Fixing mistakes is a whole skill set. The great thing about knitting and sewing is there are so many ways to fix mistakes without starting over. Sure, cutting a pattern piece wrong can cause some issues but really the standard approach seems to be “how can I fix this?” not “time to throw it away.”
A dropped stitch creates a ladder of strands where the stitches are missing. Take a crochet hook and hook each rung of the ladder through the previous rung starting with the little hoop of the stitch where it ended up. Get to the top, loop the last ladder onto the knitting needle and YES! it’s fixed!
I took a class at Twisted called “Tink, Drop, Frog: How do I fix this?” I still haven’t taken any knitting classes about “how to” but I love taking “how to undo” classes.
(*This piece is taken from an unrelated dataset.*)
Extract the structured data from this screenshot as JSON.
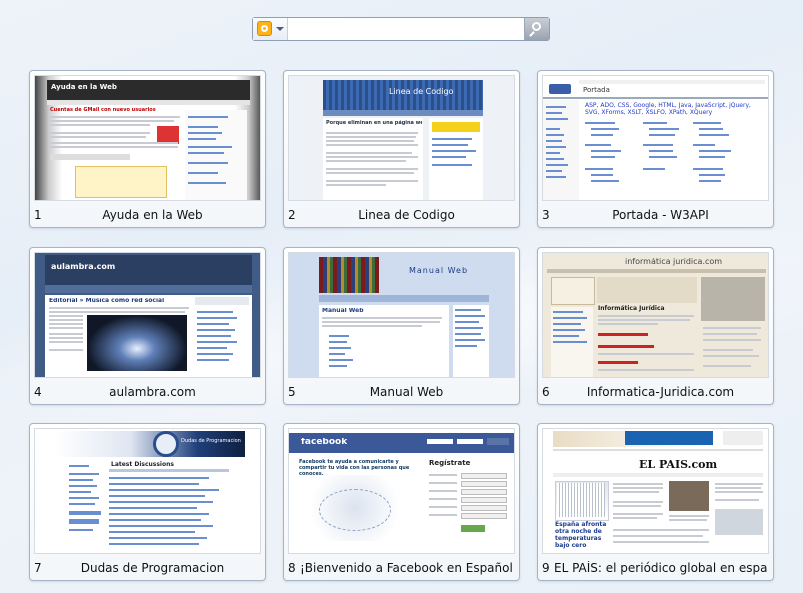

Consider that learning to undo allows me to experiment because I am confident in my own ability to fix things.
The best part about gaining confidence in fixing things is it sort of requires making mistakes in the first place. So dropping a stitch suddenly became an opportunity to practice crocheting up the ladder. After all, if I don’t make those mistakes I’ll never become an expert fixer!
[Speaking of mistakes, I just noticed that the time zone on this blog is off. I’m in Portland, Oregon (UTC-8) and it was set for eight hours ahead of me. From here on everything will be Pacific time. Not going to go back and fix the old posts though. Part of being an expert fixer is knowing what’s worth fixing!]